Home » TRANSFIGURASI PEMUDA DAN MASA DEPAN POLITIK INDONESIA

TRANSFIGURASI PEMUDA DAN MASA DEPAN POLITIK INDONESIA

by Administrator Esensi
2 minutes read
Pemuda Berpolitik

ESENSI.TV - JAKARTA

Dalam korespondensi historis dunia maupun negara Indonesia, pemuda memiliki peranan yang sangat signifikan dalam mendisrupsi kemampuan potensialnya di dalam membentuk sivilisasi wajah politik yang baru (Syarifuddin, 2012). Titik kulminasi sejarah partisipasi politik pemuda dapat dilihat dari meletusnya revolusi Prancis pada tahun 1789 dan revolusi agama yang dipelopori oleh Martin Luther dengan menempelkan 95 dalil Al-Kitab di pintu gereja Wittenberg (Isharyanto, 2016 : 55). Revolusi tersebut mendengungkan adanya hak-hak kebebasan atas despotisme pemerintahan Abad Pertengahan yang dikenal sebagai Declaration des Droits de I’Homme et du Citoyen atau yang lebih dikenal dengan The French Declaration, yang menyatakan adanya hak-hak yang lebih rinci dalam prinsip Rule of Law. Revolusi ini merupakan sebuah respon dan sikap reaksioner terhadap masyarakat feodal, termasuk di dalamnya pemuka agama dan pemerintah yang bersistem monarki absolut (Anas, dkk, 2015 : 19).

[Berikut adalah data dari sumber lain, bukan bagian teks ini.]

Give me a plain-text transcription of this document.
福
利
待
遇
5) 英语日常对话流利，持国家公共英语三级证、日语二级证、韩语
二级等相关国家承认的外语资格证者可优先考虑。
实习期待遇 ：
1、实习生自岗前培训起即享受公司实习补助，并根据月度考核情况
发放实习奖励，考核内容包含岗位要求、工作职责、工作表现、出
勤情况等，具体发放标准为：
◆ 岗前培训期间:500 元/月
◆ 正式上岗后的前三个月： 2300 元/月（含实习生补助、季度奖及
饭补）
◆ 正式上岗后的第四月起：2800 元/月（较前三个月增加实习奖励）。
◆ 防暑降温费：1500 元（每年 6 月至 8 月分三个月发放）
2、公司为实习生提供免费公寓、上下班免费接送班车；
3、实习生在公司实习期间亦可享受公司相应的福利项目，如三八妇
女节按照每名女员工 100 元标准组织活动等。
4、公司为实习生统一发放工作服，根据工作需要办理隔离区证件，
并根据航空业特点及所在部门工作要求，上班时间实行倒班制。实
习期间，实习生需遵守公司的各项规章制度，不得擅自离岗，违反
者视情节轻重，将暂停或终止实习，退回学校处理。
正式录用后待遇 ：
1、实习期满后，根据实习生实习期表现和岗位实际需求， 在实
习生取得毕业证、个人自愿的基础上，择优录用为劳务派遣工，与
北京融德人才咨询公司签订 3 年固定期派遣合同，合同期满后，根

Sikap dikotomi diametral pemuda yang bersifat apatis terhadap politik menjadi problematika krusial yang harus diselesaikan. Bukan tanpa alasan, rendahnya partisipasi pemuda dalam bidang politik merupakan implikasi dari rendahnya elektabilitas dan akuntabilitas partai politik sebagai penjaga gerbang demokrasi. Sebagaimana diungkapkan oleh Carl J. Friedrich, La Palombara, dan Anderson, bahwa partai politik mulai mengalami transformasi pada sikap pragmatis dan tujuan partikular (Labolo & Teguh, 2015 : 181). Sehingga partai politik mengalami disorientasi pada persoalan urgent seperti halnya rekrutmen dan pola kaderisasi politik. Menurut Lembaga Survei Indonesia (LSI) pada tahun 2021 menyatakan bahwa pola rekrutmen dan kaderisasi partai politik masih bersifat buruk. Hasil survei membuktikan bahwa 50,9% cara pemilihan anggota DPR hanya mewakili kepentingan partai politik, bukan kepentingan umum. Sebanyak 61,9% responden menyatakan bahwa keinginan partai politik belum tentu menjembatani kepentingan masyarakat. Hanya 11% responden yang menyatakan bahwa partai politik mewakili kepentingan masyarakat.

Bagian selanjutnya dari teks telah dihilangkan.